名店② 本格的な淡麗系を提供する「支那そば 鋳」
2軒目にご紹介するのは、「支那そば 鋳(ちう)」。オープンは2021年12月。
店主は、札幌の地に非味噌系ラーメンの一大旋風を巻き起こし、現在もなお絶大な支持を受け続ける煮干し系の名店「RAMEN RS改」の創業者・川南氏その人。
札幌のラーメンシーンにおいて、地鶏を主軸に据えた本格的な淡麗系を看板とする店舗は、関東圏などと比べると決して多くはない。そのような状況下において、この「鋳」が誕生した意義は、とてつもなく大きい。
店舗の場所は、円山駅(市営地下鉄東西線)から、徒歩で約5分程度。店舗は、内外観ともに、和情趣が小気味良く配され、まるで小料理店のよう。暖簾を潜った瞬間、“ハレ”の空気が身体中を包み込み、これから味わえる特別な体験の予感に、テンションが際限なく高揚する。優れたラーメン店とは、往々にして丼が供される前から期待値を高める空気を纏うものだ。

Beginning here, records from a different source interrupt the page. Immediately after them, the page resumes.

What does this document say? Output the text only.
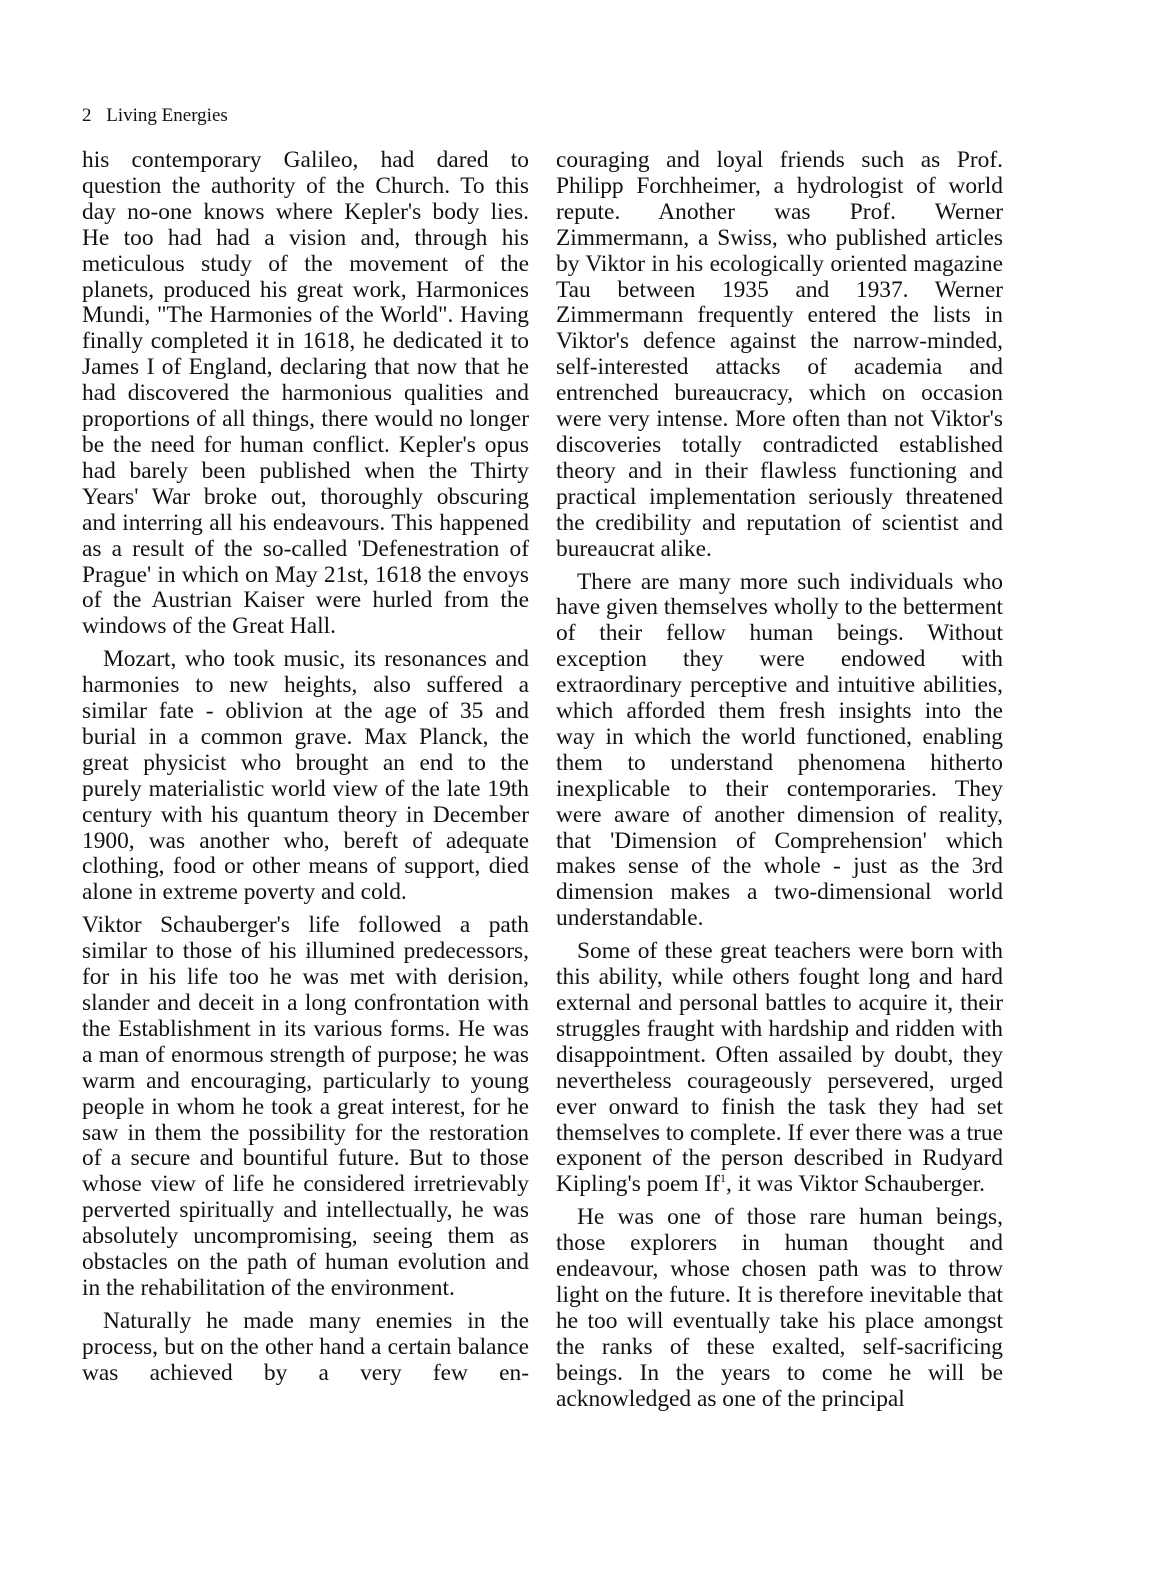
2 Living Energies

his contemporary Galileo, had dared to question the authority of the Church. To this day no-one knows where Kepler's body lies. He too had had a vision and, through his meticulous study of the movement of the planets, produced his great work, Harmonices Mundi, "The Harmonies of the World". Having finally completed it in 1618, he dedicated it to James I of England, declaring that now that he had discovered the harmonious qualities and proportions of all things, there would no longer be the need for human conflict. Kepler's opus had barely been published when the Thirty Years' War broke out, thoroughly obscuring and interring all his endeavours. This happened as a result of the so-called 'Defenestration of Prague' in which on May 21st, 1618 the envoys of the Austrian Kaiser were hurled from the windows of the Great Hall.

Mozart, who took music, its resonances and harmonies to new heights, also suffered a similar fate - oblivion at the age of 35 and burial in a common grave. Max Planck, the great physicist who brought an end to the purely materialistic world view of the late 19th century with his quantum theory in December 1900, was another who, bereft of adequate clothing, food or other means of support, died alone in extreme poverty and cold.

Viktor Schauberger's life followed a path similar to those of his illumined predecessors, for in his life too he was met with derision, slander and deceit in a long confrontation with the Establishment in its various forms. He was a man of enormous strength of purpose; he was warm and encouraging, particularly to young people in whom he took a great interest, for he saw in them the possibility for the restoration of a secure and bountiful future. But to those whose view of life he considered irretrievably perverted spiritually and intellectually, he was absolutely uncompromising, seeing them as obstacles on the path of human evolution and in the rehabilitation of the environment.

Naturally he made many enemies in the process, but on the other hand a certain balance was achieved by a very few en-

couraging and loyal friends such as Prof. Philipp Forchheimer, a hydrologist of world repute. Another was Prof. Werner Zimmermann, a Swiss, who published articles by Viktor in his ecologically oriented magazine Tau between 1935 and 1937. Werner Zimmermann frequently entered the lists in Viktor's defence against the narrow-minded, self-interested attacks of academia and entrenched bureaucracy, which on occasion were very intense. More often than not Viktor's discoveries totally contradicted established theory and in their flawless functioning and practical implementation seriously threatened the credibility and reputation of scientist and bureaucrat alike.

There are many more such individuals who have given themselves wholly to the betterment of their fellow human beings. Without exception they were endowed with extraordinary perceptive and intuitive abilities, which afforded them fresh insights into the way in which the world functioned, enabling them to understand phenomena hitherto inexplicable to their contemporaries. They were aware of another dimension of reality, that 'Dimension of Comprehension' which makes sense of the whole - just as the 3rd dimension makes a two-dimensional world understandable.

Some of these great teachers were born with this ability, while others fought long and hard external and personal battles to acquire it, their struggles fraught with hardship and ridden with disappointment. Often assailed by doubt, they nevertheless courageously persevered, urged ever onward to finish the task they had set themselves to complete. If ever there was a true exponent of the person described in Rudyard Kipling's poem If$^1$, it was Viktor Schauberger.

He was one of those rare human beings, those explorers in human thought and endeavour, whose chosen path was to throw light on the future. It is therefore inevitable that he too will eventually take his place amongst the ranks of these exalted, self-sacrificing beings. In the years to come he will be acknowledged as one of the principal
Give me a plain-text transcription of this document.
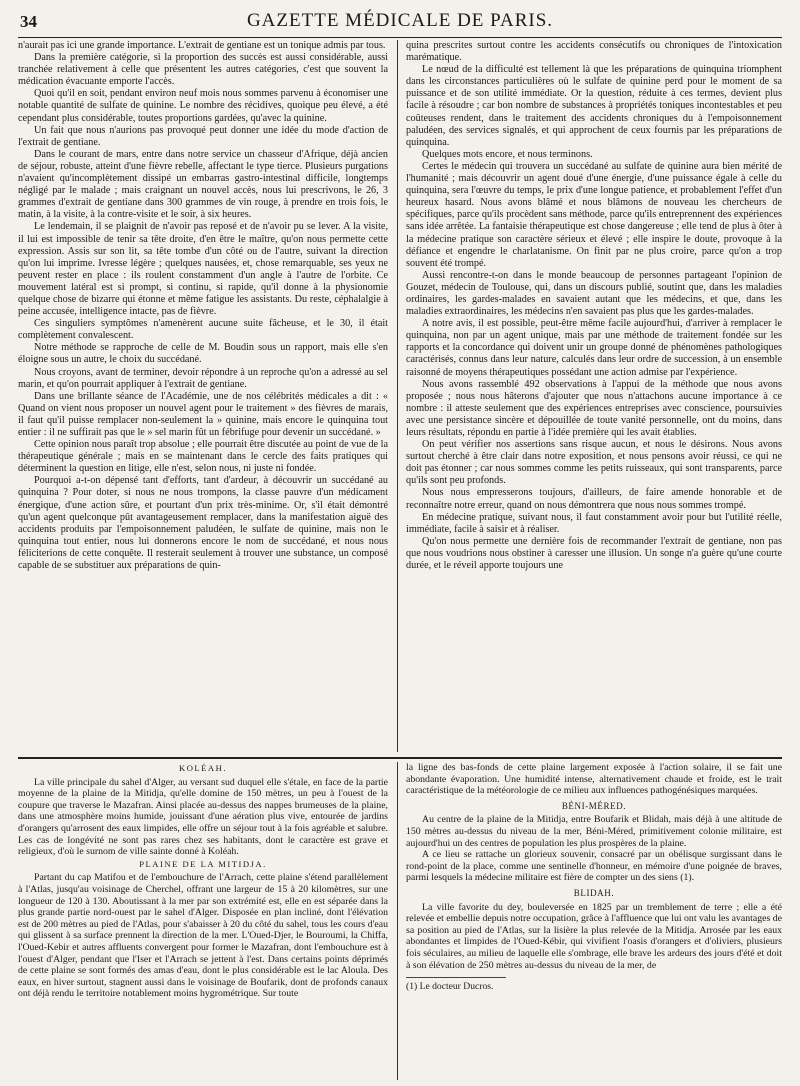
34	GAZETTE MÉDICALE DE PARIS.

n'aurait pas ici une grande importance. L'extrait de gentiane est un tonique admis par tous.

Dans la première catégorie, si la proportion des succès est aussi considérable, aussi tranchée relativement à celle que présentent les autres catégories, c'est que souvent la médication évacuante emporte l'accès.

Quoi qu'il en soit, pendant environ neuf mois nous sommes parvenu à économiser une notable quantité de sulfate de quinine. Le nombre des récidives, quoique peu élevé, a été cependant plus considérable, toutes proportions gardées, qu'avec la quinine.

Un fait que nous n'aurions pas provoqué peut donner une idée du mode d'action de l'extrait de gentiane.

Dans le courant de mars, entre dans notre service un chasseur d'Afrique, déjà ancien de séjour, robuste, atteint d'une fièvre rebelle, affectant le type tierce. Plusieurs purgations n'avaient qu'incomplètement dissipé un embarras gastro-intestinal difficile, longtemps négligé par le malade ; mais craignant un nouvel accès, nous lui prescrivons, le 26, 3 grammes d'extrait de gentiane dans 300 grammes de vin rouge, à prendre en trois fois, le matin, à la visite, à la contre-visite et le soir, à six heures.

Le lendemain, il se plaignit de n'avoir pas reposé et de n'avoir pu se lever. A la visite, il lui est impossible de tenir sa tête droite, d'en être le maître, qu'on nous permette cette expression. Assis sur son lit, sa tête tombe d'un côté ou de l'autre, suivant la direction qu'on lui imprime. Ivresse légère ; quelques nausées, et, chose remarquable, ses yeux ne peuvent rester en place : ils roulent constamment d'un angle à l'autre de l'orbite. Ce mouvement latéral est si prompt, si continu, si rapide, qu'il donne à la physionomie quelque chose de bizarre qui étonne et même fatigue les assistants. Du reste, céphalalgie à peine accusée, intelligence intacte, pas de fièvre.

Ces singuliers symptômes n'amenèrent aucune suite fâcheuse, et le 30, il était complètement convalescent.

Notre méthode se rapproche de celle de M. Boudin sous un rapport, mais elle s'en éloigne sous un autre, le choix du succédané.

Nous croyons, avant de terminer, devoir répondre à un reproche qu'on a adressé au sel marin, et qu'on pourrait appliquer à l'extrait de gentiane.

Dans une brillante séance de l'Académie, une de nos célébrités médicales a dit : « Quand on vient nous proposer un nouvel agent pour le traitement » des fièvres de marais, il faut qu'il puisse remplacer non-seulement la » quinine, mais encore le quinquina tout entier : il ne suffirait pas que le » sel marin fût un fébrifuge pour devenir un succédané. »

Cette opinion nous paraît trop absolue ; elle pourrait être discutée au point de vue de la thérapeutique générale ; mais en se maintenant dans le cercle des faits pratiques qui déterminent la question en litige, elle n'est, selon nous, ni juste ni fondée.

Pourquoi a-t-on dépensé tant d'efforts, tant d'ardeur, à découvrir un succédané au quinquina ? Pour doter, si nous ne nous trompons, la classe pauvre d'un médicament énergique, d'une action sûre, et pourtant d'un prix très-minime. Or, s'il était démontré qu'un agent quelconque pût avantageusement remplacer, dans la manifestation aiguë des accidents produits par l'empoisonnement paludéen, le sulfate de quinine, mais non le quinquina tout entier, nous lui donnerons encore le nom de succédané, et nous nous féliciterions de cette conquête. Il resterait seulement à trouver une substance, un composé capable de se substituer aux préparations de quin-

quina prescrites surtout contre les accidents consécutifs ou chroniques de l'intoxication marématique.

Le nœud de la difficulté est tellement là que les préparations de quinquina triomphent dans les circonstances particulières où le sulfate de quinine perd pour le moment de sa puissance et de son utilité immédiate. Or la question, réduite à ces termes, devient plus facile à résoudre ; car bon nombre de substances à propriétés toniques incontestables et peu coûteuses rendent, dans le traitement des accidents chroniques du à l'empoisonnement paludéen, des services signalés, et qui approchent de ceux fournis par les préparations de quinquina.

Quelques mots encore, et nous terminons.

Certes le médecin qui trouvera un succédané au sulfate de quinine aura bien mérité de l'humanité ; mais découvrir un agent doué d'une énergie, d'une puissance égale à celle du quinquina, sera l'œuvre du temps, le prix d'une longue patience, et probablement l'effet d'un heureux hasard. Nous avons blâmé et nous blâmons de nouveau les chercheurs de spécifiques, parce qu'ils procèdent sans méthode, parce qu'ils entreprennent des expériences sans idée arrêtée. La fantaisie thérapeutique est chose dangereuse ; elle tend de plus à ôter à la médecine pratique son caractère sérieux et élevé ; elle inspire le doute, provoque à la défiance et engendre le charlatanisme. On finit par ne plus croire, parce qu'on a trop souvent été trompé.

Aussi rencontre-t-on dans le monde beaucoup de personnes partageant l'opinion de Gouzet, médecin de Toulouse, qui, dans un discours publié, soutint que, dans les maladies ordinaires, les gardes-malades en savaient autant que les médecins, et que, dans les maladies extraordinaires, les médecins n'en savaient pas plus que les gardes-malades.

A notre avis, il est possible, peut-être même facile aujourd'hui, d'arriver à remplacer le quinquina, non par un agent unique, mais par une méthode de traitement fondée sur les rapports et la concordance qui doivent unir un groupe donné de phénomènes pathologiques caractérisés, connus dans leur nature, calculés dans leur ordre de succession, à un ensemble raisonné de moyens thérapeutiques possédant une action admise par l'expérience.

Nous avons rassemblé 492 observations à l'appui de la méthode que nous avons proposée ; nous nous hâterons d'ajouter que nous n'attachons aucune importance à ce nombre : il atteste seulement que des expériences entreprises avec conscience, poursuivies avec une persistance sincère et dépouillée de toute vanité personnelle, ont du moins, dans leurs résultats, répondu en partie à l'idée première qui les avait établies.

On peut vérifier nos assertions sans risque aucun, et nous le désirons. Nous avons surtout cherché à être clair dans notre exposition, et nous pensons avoir réussi, ce qui ne doit pas étonner ; car nous sommes comme les petits ruisseaux, qui sont transparents, parce qu'ils sont peu profonds.

Nous nous empresserons toujours, d'ailleurs, de faire amende honorable et de reconnaître notre erreur, quand on nous démontrera que nous nous sommes trompé.

En médecine pratique, suivant nous, il faut constamment avoir pour but l'utilité réelle, immédiate, facile à saisir et à réaliser.

Qu'on nous permette une dernière fois de recommander l'extrait de gentiane, non pas que nous voudrions nous obstiner à caresser une illusion. Un songe n'a guère qu'une courte durée, et le réveil apporte toujours une

KOLÉAH.

La ville principale du sahel d'Alger, au versant sud duquel elle s'étale, en face de la partie moyenne de la plaine de la Mitidja, qu'elle domine de 150 mètres, un peu à l'ouest de la coupure que traverse le Mazafran. Ainsi placée au-dessus des nappes brumeuses de la plaine, dans une atmosphère moins humide, jouissant d'une aération plus vive, entourée de jardins d'orangers qu'arrosent des eaux limpides, elle offre un séjour tout à la fois agréable et salubre. Les cas de longévité ne sont pas rares chez ses habitants, dont le caractère est grave et religieux, d'où le surnom de ville sainte donné à Koléah.

PLAINE DE LA MITIDJA.

Partant du cap Matifou et de l'embouchure de l'Arrach, cette plaine s'étend parallèlement à l'Atlas, jusqu'au voisinage de Cherchel, offrant une largeur de 15 à 20 kilomètres, sur une longueur de 120 à 130. Aboutissant à la mer par son extrémité est, elle en est séparée dans la plus grande partie nord-ouest par le sahel d'Alger. Disposée en plan incliné, dont l'élévation est de 200 mètres au pied de l'Atlas, pour s'abaisser à 20 du côté du sahel, tous les cours d'eau qui glissent à sa surface prennent la direction de la mer. L'Oued-Djer, le Bouroumi, la Chiffa, l'Oued-Kebir et autres affluents convergent pour former le Mazafran, dont l'embouchure est à l'ouest d'Alger, pendant que l'Iser et l'Arrach se jettent à l'est. Dans certains points déprimés de cette plaine se sont formés des amas d'eau, dont le plus considérable est le lac Aloula. Des eaux, en hiver surtout, stagnent aussi dans le voisinage de Boufarik, dont de profonds canaux ont déjà rendu le territoire notablement moins hygrométrique. Sur toute

la ligne des bas-fonds de cette plaine largement exposée à l'action solaire, il se fait une abondante évaporation. Une humidité intense, alternativement chaude et froide, est le trait caractéristique de la météorologie de ce milieu aux influences pathogénésiques marquées.

BÉNI-MÉRED.

Au centre de la plaine de la Mitidja, entre Boufarik et Blidah, mais déjà à une altitude de 150 mètres au-dessus du niveau de la mer, Béni-Méred, primitivement colonie militaire, est aujourd'hui un des centres de population les plus prospères de la plaine.

A ce lieu se rattache un glorieux souvenir, consacré par un obélisque surgissant dans le rond-point de la place, comme une sentinelle d'honneur, en mémoire d'une poignée de braves, parmi lesquels la médecine militaire est fière de compter un des siens (1).

BLIDAH.

La ville favorite du dey, bouleversée en 1825 par un tremblement de terre ; elle a été relevée et embellie depuis notre occupation, grâce à l'affluence que lui ont valu les avantages de sa position au pied de l'Atlas, sur la lisière la plus relevée de la Mitidja. Arrosée par les eaux abondantes et limpides de l'Oued-Kébir, qui vivifient l'oasis d'orangers et d'oliviers, plusieurs fois séculaires, au milieu de laquelle elle s'ombrage, elle brave les ardeurs des jours d'été et doit à son élévation de 250 mètres au-dessus du niveau de la mer, de

(1) Le docteur Ducros.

同店は、創業以来、限定メニューを除けば「比内地鶏」、「天草大王」、「山水地鶏」等の地鶏から出汁を採った鶏清湯ラーメン1本で勝負しており、券売機筆頭メニュー(基本メニュー)は、「地鶏らぁ麺醤油」。「地鶏らぁ麺塩」や「地鶏らぁ麺みそたまり」も用意するが、ここでもまずは基本メニューを戴くのがお薦めだ。
提供までの時間は、3分程度。恭しく供された丼から、地鶏の落ち着いた香気が舞い上がり、鼻腔を優しく刺激する。美しく畳まれた自家製麺は、スープ越しでさえ瑞々しさが看取できるほど佇まいが端正。

レンゲを差し込みスープを舌上で転がせば、地鶏の深い滋味と艶やかな余韻に、期せずして鳥肌が立つ。たまり醤油、生醤油、本醸造など、全国各地から取り寄せた醤油をブレンドしたカエシも、地鶏の風味に色つやと奥ゆきを与える役割を全う。麺もスープの滋味を軽快に纏い、すすり上げた刹那、華やかな麦香を宙へと拡散させる。
夢中で箸とレンゲを動かすうちに、いつの間にか、丼は空になっていた。
まさに、札幌における淡麗系の現在地を示す1杯。その完成度の高さは、このジャンルが一過性の潮流でなく、札幌ラーメン文化を構成する確かな一角となったことを雄弁に物語っていた。